To aid everyone concerned in this search for liberation, I humbly offer the Gridley College Rating System (GCRS), which is based not on esoteric criteria like faculty eminence or course requirements but on commonsense, easily observable characteristics that can be quantified on a single college tour. After trying it myself, I can testify that it works just as well as college guides and get-acquainted sessions.
For each of the following ten items, simply choose an appropriate score from 1 (lowest) to 5 (highest). Then add the numbers to produce the total rating. Scores preceded by a plus sign are treated as positive numbers; those preceded by a minus sign are negative. A brief rationale follows each item.
1. Ability of tour guides to walk rapidly backwards, talk continuously, point in several directions at once, and answer three simultaneous questions without falling down stairs.
+______
(Because tour guides are usually students themselves, a high score on this item indicates that the college provides good training in multitasking, which will eventually allow graduates to spend six hours a day playing online games without impairing their productivity.)
2. Number of busts of dead white men visible on campus.
+______
(Statues commemorating eminent white men, especially ones you don’t recognize, are a key to the college’s connection to the Old Boy Network, ever more critical in today’s economy. Without such connections, a graduate may need to do real work for a living.)

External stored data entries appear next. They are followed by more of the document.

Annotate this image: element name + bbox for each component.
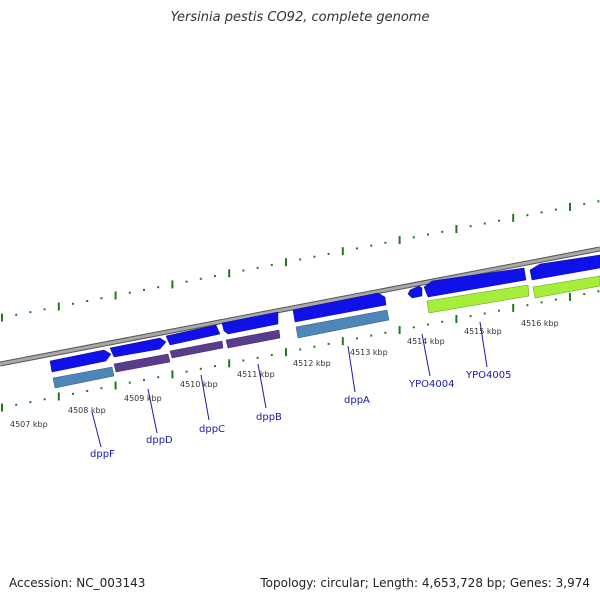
scale-label-4515: 4515 kbp [464, 327, 502, 336]
gene-label-YPO4004[interactable]: YPO4004 [408, 379, 454, 390]
gene-label-YPO4005[interactable]: YPO4005 [465, 370, 511, 381]
scale-label-4513: 4513 kbp [350, 348, 388, 357]
gene-label-dppC[interactable]: dppC [199, 424, 225, 435]
page-title: Yersinia pestis CO92, complete genome [170, 10, 430, 25]
gene-labels: dppF dppD dppC dppB dppA YPO4004 YPO4005 [90, 370, 511, 460]
scale-label-4508: 4508 kbp [68, 406, 106, 415]
gene-band-dppA[interactable] [295, 309, 390, 339]
gene-label-dppA[interactable]: dppA [344, 395, 370, 406]
scale-label-4514: 4514 kbp [407, 337, 445, 346]
pointer-dppB [257, 363, 267, 409]
accession-text: Accession: NC_003143 [9, 576, 146, 590]
gene-label-dppB[interactable]: dppB [256, 412, 282, 423]
genome-backbone-highlight [0, 247, 600, 366]
scale-label-4511: 4511 kbp [237, 370, 275, 379]
gene-arrow-dppB[interactable] [221, 311, 279, 335]
scale-label-4507: 4507 kbp [10, 420, 48, 429]
pointer-dppC [200, 374, 210, 421]
gene-label-dppD[interactable]: dppD [146, 435, 173, 446]
pointer-dppA [347, 345, 356, 393]
gene-band-YPO4005[interactable] [426, 284, 530, 314]
gene-features [49, 254, 600, 389]
pointer-dppF [91, 411, 102, 448]
gene-arrow-dppA[interactable] [292, 292, 387, 323]
pointer-YPO4004 [421, 333, 431, 377]
gene-label-dppF[interactable]: dppF [90, 449, 115, 460]
lower-scale-track [1, 290, 600, 412]
gene-band-next[interactable] [532, 275, 600, 299]
gene-band-dppD[interactable] [113, 353, 171, 373]
scale-label-4509: 4509 kbp [124, 394, 162, 403]
gene-arrow-next[interactable] [529, 254, 600, 281]
gene-band-dppF[interactable] [52, 366, 115, 389]
genome-stats-text: Topology: circular; Length: 4,653,728 bp… [260, 576, 590, 590]
gene-pointers [91, 321, 488, 448]
pointer-YPO4005 [479, 321, 488, 368]
gene-band-dppB[interactable] [225, 329, 281, 349]
gene-arrow-YPO4004[interactable] [407, 285, 423, 299]
scale-label-4512: 4512 kbp [293, 359, 331, 368]
gene-arrow-dppC[interactable] [165, 324, 221, 346]
upper-scale-track [1, 200, 600, 322]
gene-arrow-dppF[interactable] [49, 349, 112, 373]
scale-labels: 4507 kbp 4508 kbp 4509 kbp 4510 kbp 4511… [10, 319, 559, 429]
gene-band-dppC[interactable] [169, 340, 224, 359]
gene-arrow-YPO4005[interactable] [423, 267, 527, 298]
pointer-dppD [147, 388, 158, 434]
gene-arrow-dppD[interactable] [109, 337, 167, 358]
scale-label-4516: 4516 kbp [521, 319, 559, 328]
scale-label-4510: 4510 kbp [180, 380, 218, 389]
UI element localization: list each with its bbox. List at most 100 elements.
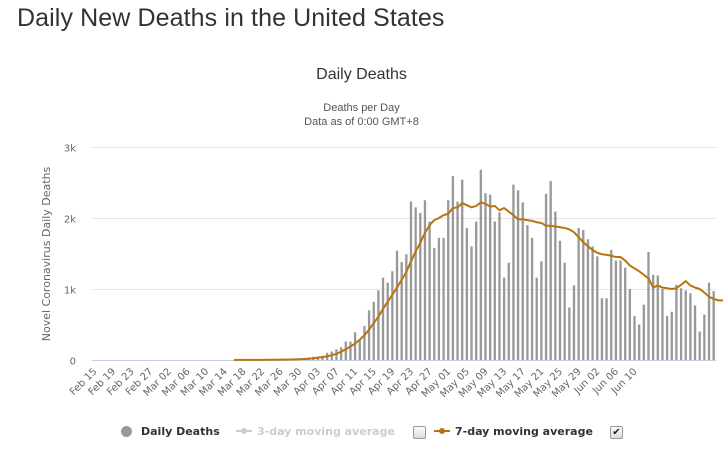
bar-daily-deaths[interactable] [647, 252, 650, 360]
bar-daily-deaths[interactable] [638, 324, 641, 361]
bar-daily-deaths[interactable] [558, 240, 562, 360]
bar-daily-deaths[interactable] [521, 202, 524, 360]
checkbox-3-day-moving-average[interactable] [413, 426, 426, 439]
bar-daily-deaths[interactable] [684, 290, 687, 360]
bar-daily-deaths[interactable] [475, 221, 478, 360]
bar-daily-deaths[interactable] [628, 289, 632, 360]
bar-daily-deaths[interactable] [405, 254, 408, 360]
bar-daily-deaths[interactable] [414, 207, 417, 360]
bars-daily-deaths [228, 169, 715, 361]
bar-daily-deaths[interactable] [395, 250, 399, 360]
bar-daily-deaths[interactable] [372, 301, 375, 360]
y-tick-label: 2k [64, 215, 76, 226]
legend-label-3-day-moving-average: 3-day moving average [257, 424, 395, 438]
gridlines [92, 147, 716, 290]
bar-daily-deaths[interactable] [707, 282, 711, 360]
bar-daily-deaths[interactable] [619, 260, 622, 360]
bar-daily-deaths[interactable] [451, 176, 455, 360]
bar-daily-deaths[interactable] [456, 201, 459, 360]
bar-daily-deaths[interactable] [661, 289, 664, 360]
bar-daily-deaths[interactable] [433, 247, 436, 360]
bar-daily-deaths[interactable] [554, 211, 557, 360]
y-tick-label: 3k [64, 144, 76, 155]
bar-daily-deaths[interactable] [651, 274, 655, 360]
chart-plot: 0 1k 2k 3k Novel Coronavirus Daily Deaths F… [40, 144, 723, 400]
bar-daily-deaths[interactable] [447, 200, 450, 360]
bar-daily-deaths[interactable] [582, 230, 585, 360]
bar-daily-deaths[interactable] [526, 225, 529, 360]
bar-daily-deaths[interactable] [339, 347, 343, 360]
bar-daily-deaths[interactable] [400, 262, 403, 360]
bar-daily-deaths[interactable] [470, 246, 473, 360]
bar-daily-deaths[interactable] [502, 277, 506, 360]
bar-daily-deaths[interactable] [568, 307, 571, 360]
bar-daily-deaths[interactable] [344, 341, 347, 360]
bar-daily-deaths[interactable] [670, 311, 673, 360]
bar-daily-deaths[interactable] [484, 193, 487, 360]
bar-daily-deaths[interactable] [479, 169, 482, 360]
bar-daily-deaths[interactable] [353, 332, 357, 360]
legend: Daily Deaths 3-day moving average 7-day … [0, 423, 723, 441]
bar-daily-deaths[interactable] [488, 194, 492, 360]
bar-daily-deaths[interactable] [549, 181, 552, 360]
bar-daily-deaths[interactable] [381, 277, 385, 360]
bar-daily-deaths[interactable] [442, 237, 445, 360]
bar-daily-deaths[interactable] [423, 200, 427, 360]
bar-daily-deaths[interactable] [600, 298, 604, 360]
bar-daily-deaths[interactable] [386, 282, 389, 360]
bar-daily-deaths[interactable] [563, 262, 566, 360]
bar-daily-deaths[interactable] [363, 325, 366, 360]
bar-daily-deaths[interactable] [675, 284, 678, 360]
bar-daily-deaths[interactable] [391, 271, 394, 360]
legend-item-3-day-moving-average[interactable]: 3-day moving average [236, 423, 395, 439]
bar-daily-deaths[interactable] [465, 227, 469, 360]
bar-daily-deaths[interactable] [377, 290, 380, 360]
bar-daily-deaths[interactable] [358, 340, 361, 360]
bar-daily-deaths[interactable] [693, 305, 697, 360]
bar-daily-deaths[interactable] [642, 304, 645, 360]
bar-daily-deaths[interactable] [698, 331, 701, 360]
bar-daily-deaths[interactable] [512, 184, 515, 360]
bar-daily-deaths[interactable] [633, 315, 636, 360]
checkbox-7-day-moving-average[interactable]: ✔ [610, 426, 623, 439]
bar-daily-deaths[interactable] [498, 212, 501, 360]
bar-daily-deaths[interactable] [689, 293, 692, 360]
bar-daily-deaths[interactable] [577, 227, 580, 360]
bar-daily-deaths[interactable] [540, 261, 543, 360]
bar-daily-deaths[interactable] [516, 190, 520, 360]
bar-daily-deaths[interactable] [409, 201, 413, 360]
bar-daily-deaths[interactable] [610, 249, 613, 360]
bar-daily-deaths[interactable] [544, 193, 548, 360]
legend-item-7-day-moving-average[interactable]: 7-day moving average [434, 423, 593, 439]
bar-daily-deaths[interactable] [703, 314, 706, 360]
line-7-day-moving-average [234, 201, 723, 361]
bar-daily-deaths[interactable] [530, 237, 534, 360]
page-title: Daily New Deaths in the United States [17, 4, 445, 32]
bar-daily-deaths[interactable] [591, 246, 594, 360]
bar-daily-deaths[interactable] [712, 291, 715, 360]
bar-daily-deaths[interactable] [437, 237, 441, 360]
line-marker-icon [236, 428, 252, 434]
y-axis-tick-labels: 0 1k 2k 3k [64, 144, 76, 368]
bar-daily-deaths[interactable] [614, 260, 618, 360]
bar-daily-deaths[interactable] [419, 213, 422, 360]
legend-item-daily-deaths[interactable]: Daily Deaths [121, 423, 220, 439]
bar-daily-deaths[interactable] [656, 275, 659, 360]
bar-daily-deaths[interactable] [605, 298, 608, 360]
y-tick-label: 0 [70, 357, 76, 368]
bar-daily-deaths[interactable] [507, 262, 510, 360]
bar-daily-deaths[interactable] [624, 267, 627, 360]
bar-daily-deaths[interactable] [349, 341, 352, 360]
bar-daily-deaths[interactable] [367, 310, 371, 360]
bar-daily-deaths[interactable] [586, 239, 590, 360]
bar-daily-deaths[interactable] [493, 221, 496, 360]
bar-daily-deaths[interactable] [572, 285, 576, 360]
bar-daily-deaths[interactable] [535, 277, 538, 360]
bar-daily-deaths[interactable] [461, 179, 464, 360]
chart-subtitle-line-1: Deaths per Day [323, 102, 400, 114]
bar-daily-deaths[interactable] [665, 315, 669, 360]
bar-daily-deaths[interactable] [596, 256, 599, 360]
bar-daily-deaths[interactable] [679, 288, 683, 360]
bar-daily-deaths[interactable] [428, 221, 431, 360]
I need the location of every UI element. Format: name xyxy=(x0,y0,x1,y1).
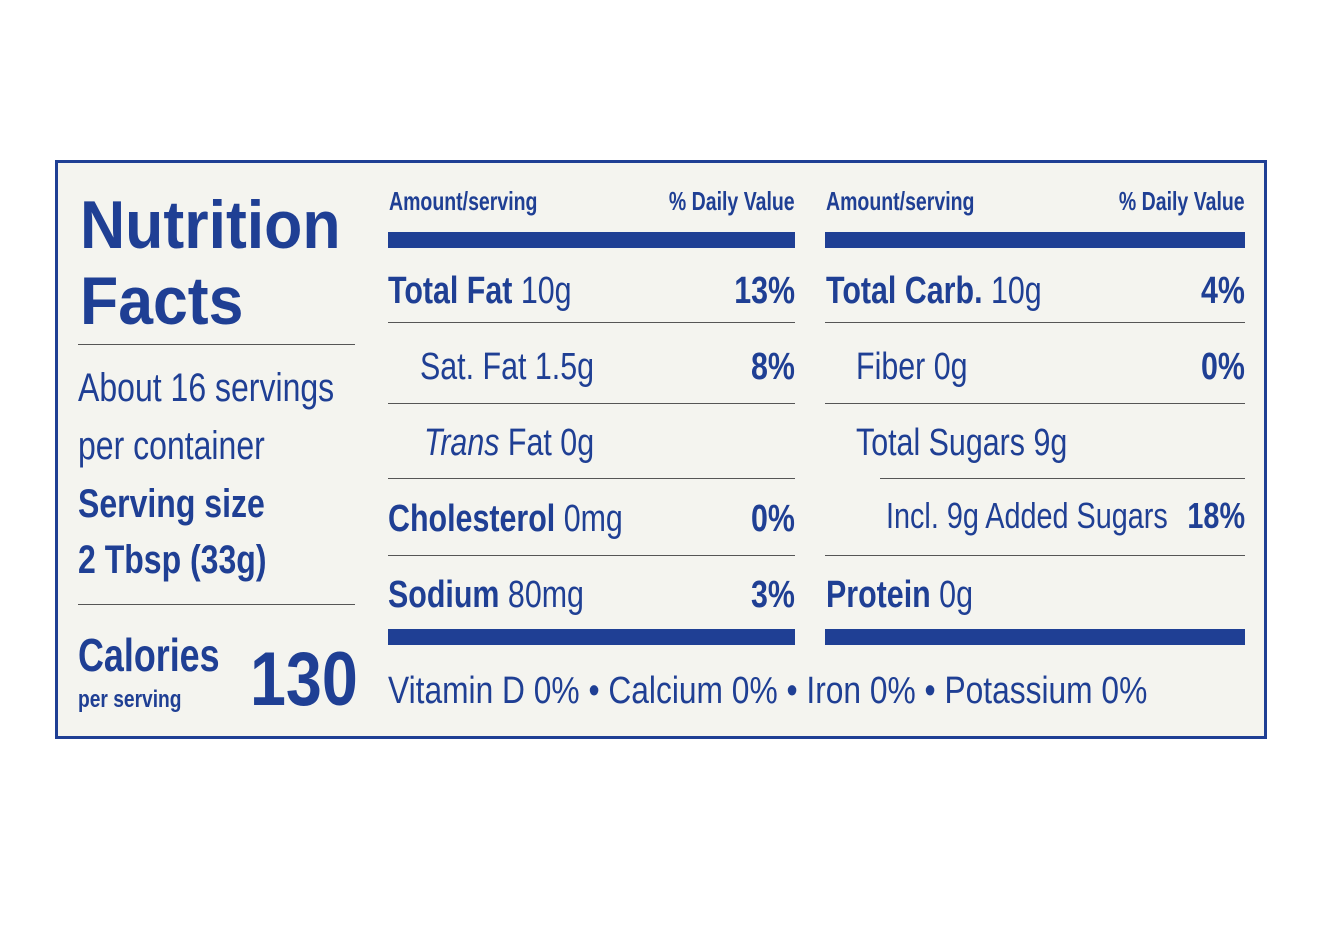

3. Number of busts of live white men visible on campus.
–______
(Those old men with sagging chests are probably tenured professors, and their lack of physical conditioning suggests that they place their emphasis elsewhere—on academics, for example, a painful thought.)
4. Comfort of the chairs in the waiting room of the Admissions Office.
–______
(Pleasant, upholstered chairs are designed to soothe visitors’ posteriors so that their wallets slide more easily from their pockets. Beware of hidden fees.)
5. Prevalence of red brick in the college buildings.
+______
(Red brick is solid. Strong. Traditional. Unimaginative. Exactly the qualities a modern graduate needs.)
6. Number of working light bulbs in the desk lamps of the dormitory rooms.
–______
(If you’re allowed to visit dorm rooms, they will most likely be unoccupied, and if the most recent residents didn’t discover that they should abscond with everything removable, they didn’t learn much, did they?)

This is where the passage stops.